Han pasado casi dos años. Mi vida ha sido transformada por la honestidad de mi experiencia de culto con esta familia de fe. A menudo comemos juntos, compartiendo una comida compartida después de la reunión.

Podemos llevar nuestro desorden personal y nuestros defectos al culto y no ser menos amados. No voy al culto para ser arreglada; voy para ser transformada. En la vida diaria, trato de encontrar 30 minutos de silencio cada mañana antes de escribir. En el culto semanal, me siento entre mis Amigos y me doy cuenta de que son más que eso: son personas a las que realmente amo. Me han aconsejado, me han consolado y han corrido un maratón de relevos conmigo. Me han permitido ver en acción, una y otra vez, «lo que es Dios» en mí misma y en los demás: ¡qué regalo!

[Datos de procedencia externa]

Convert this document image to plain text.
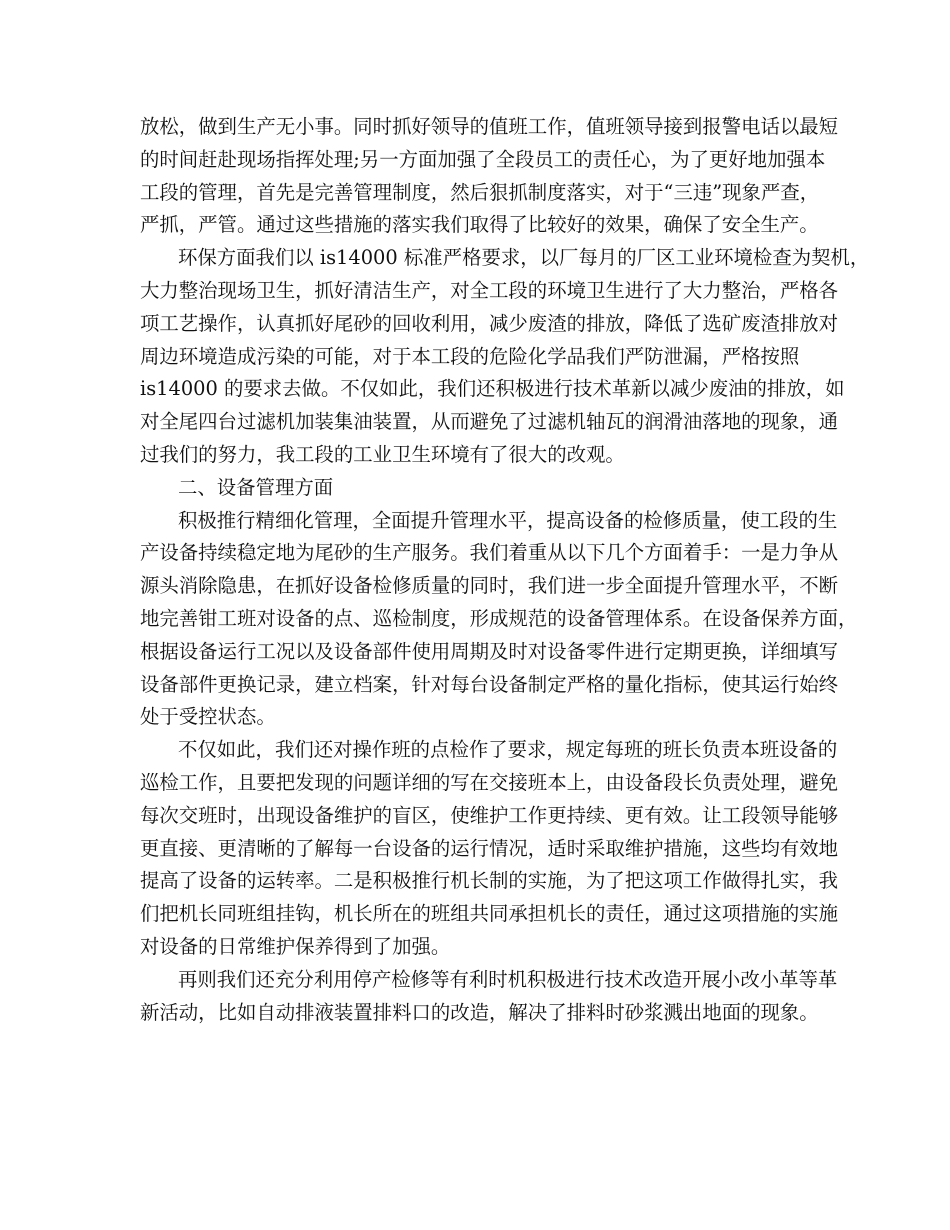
放松，做到生产无小事。同时抓好领导的值班工作，值班领导接到报警电话以最短
的时间赶赴现场指挥处理;另一方面加强了全段员工的责任心，为了更好地加强本
工段的管理，首先是完善管理制度，然后狠抓制度落实，对于“三违”现象严查，
严抓，严管。通过这些措施的落实我们取得了比较好的效果，确保了安全生产。
环保方面我们以 is14000 标准严格要求，以厂每月的厂区工业环境检查为契机，
大力整治现场卫生，抓好清洁生产，对全工段的环境卫生进行了大力整治，严格各
项工艺操作，认真抓好尾砂的回收利用，减少废渣的排放，降低了选矿废渣排放对
周边环境造成污染的可能，对于本工段的危险化学品我们严防泄漏，严格按照
is14000 的要求去做。不仅如此，我们还积极进行技术革新以减少废油的排放，如
对全尾四台过滤机加装集油装置，从而避免了过滤机轴瓦的润滑油落地的现象，通
过我们的努力，我工段的工业卫生环境有了很大的改观。
二、设备管理方面
积极推行精细化管理，全面提升管理水平，提高设备的检修质量，使工段的生
产设备持续稳定地为尾砂的生产服务。我们着重从以下几个方面着手：一是力争从
源头消除隐患，在抓好设备检修质量的同时，我们进一步全面提升管理水平，不断
地完善钳工班对设备的点、巡检制度，形成规范的设备管理体系。在设备保养方面，
根据设备运行工况以及设备部件使用周期及时对设备零件进行定期更换，详细填写
设备部件更换记录，建立档案，针对每台设备制定严格的量化指标，使其运行始终
处于受控状态。
不仅如此，我们还对操作班的点检作了要求，规定每班的班长负责本班设备的
巡检工作，且要把发现的问题详细的写在交接班本上，由设备段长负责处理，避免
每次交班时，出现设备维护的盲区，使维护工作更持续、更有效。让工段领导能够
更直接、更清晰的了解每一台设备的运行情况，适时采取维护措施，这些均有效地
提高了设备的运转率。二是积极推行机长制的实施，为了把这项工作做得扎实，我
们把机长同班组挂钩，机长所在的班组共同承担机长的责任，通过这项措施的实施
对设备的日常维护保养得到了加强。
再则我们还充分利用停产检修等有利时机积极进行技术改造开展小改小革等革
新活动，比如自动排液装置排料口的改造，解决了排料时砂浆溅出地面的现象。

El querido Amigo que me invitó por primera vez al culto también me habló de la hermosa tradición cuáquera de ser «sostenido en la Luz». Estas palabras fueron poderosas y transformadoras para mí en ese momento. Fueron un puente hacia el perdón de uno mismo y de los demás. He llegado a encontrar que sostener a alguien en la Luz es un acto reconfortante que se siente casi tangible mientras los amigos y la familia luchan en la enfermedad y con el dolor de la pérdida. Es una manera maravillosa de dar gracias por aquellos a quienes amamos o estamos trabajando para amar. Durante la mayor parte de mi vida, el corazón de mi percepción de Dios fue el juicio. Era una idea de niño que llevé hasta mis primeros 30 años con un monólogo interno tan duro que a menudo me preguntaba: «¿Besas a tu madre con esa boca?». Ahora siento este amor como un bálsamo incondicional en la mayoría de los días, y cuando lucho, me coloco en la Luz, giro mi rostro hacia ella y pienso: «Aquí estoy».

 

Y ahora, he llegado al punto en el que estoy elaborando mi carta solicitando la membresía. Qué bien me han servido las palabras a lo largo de mi vida, qué alegría me han traído, qué consuelo y confort, qué conexión directa con lo Divino me han proporcionado. Y sin embargo, ahora, cuando debo poner en palabras por qué estoy llamada a la membresía, entiendo demasiado bien sus limitaciones. ¿Cómo pueden expresar la creciente alegría, las profundas corrientes de misterio y las formas en que mi vida ha sido arraigada, apoyada y sostenida por los principios de una fe tan simple y encantadora?

Barbara Harroun

Barbara Harroun es profesora de inglés en la Western Illinois University en Macomb, Illinois, donde vive con su familia. Sus escritos han aparecido previamente en Buffalo Carp, Sycamore Review y en números de Another Chicago Magazine. Asiste con alegría al Grupo de Adoración de Macomb con sus queridos hijos, Annaleigh y Jack.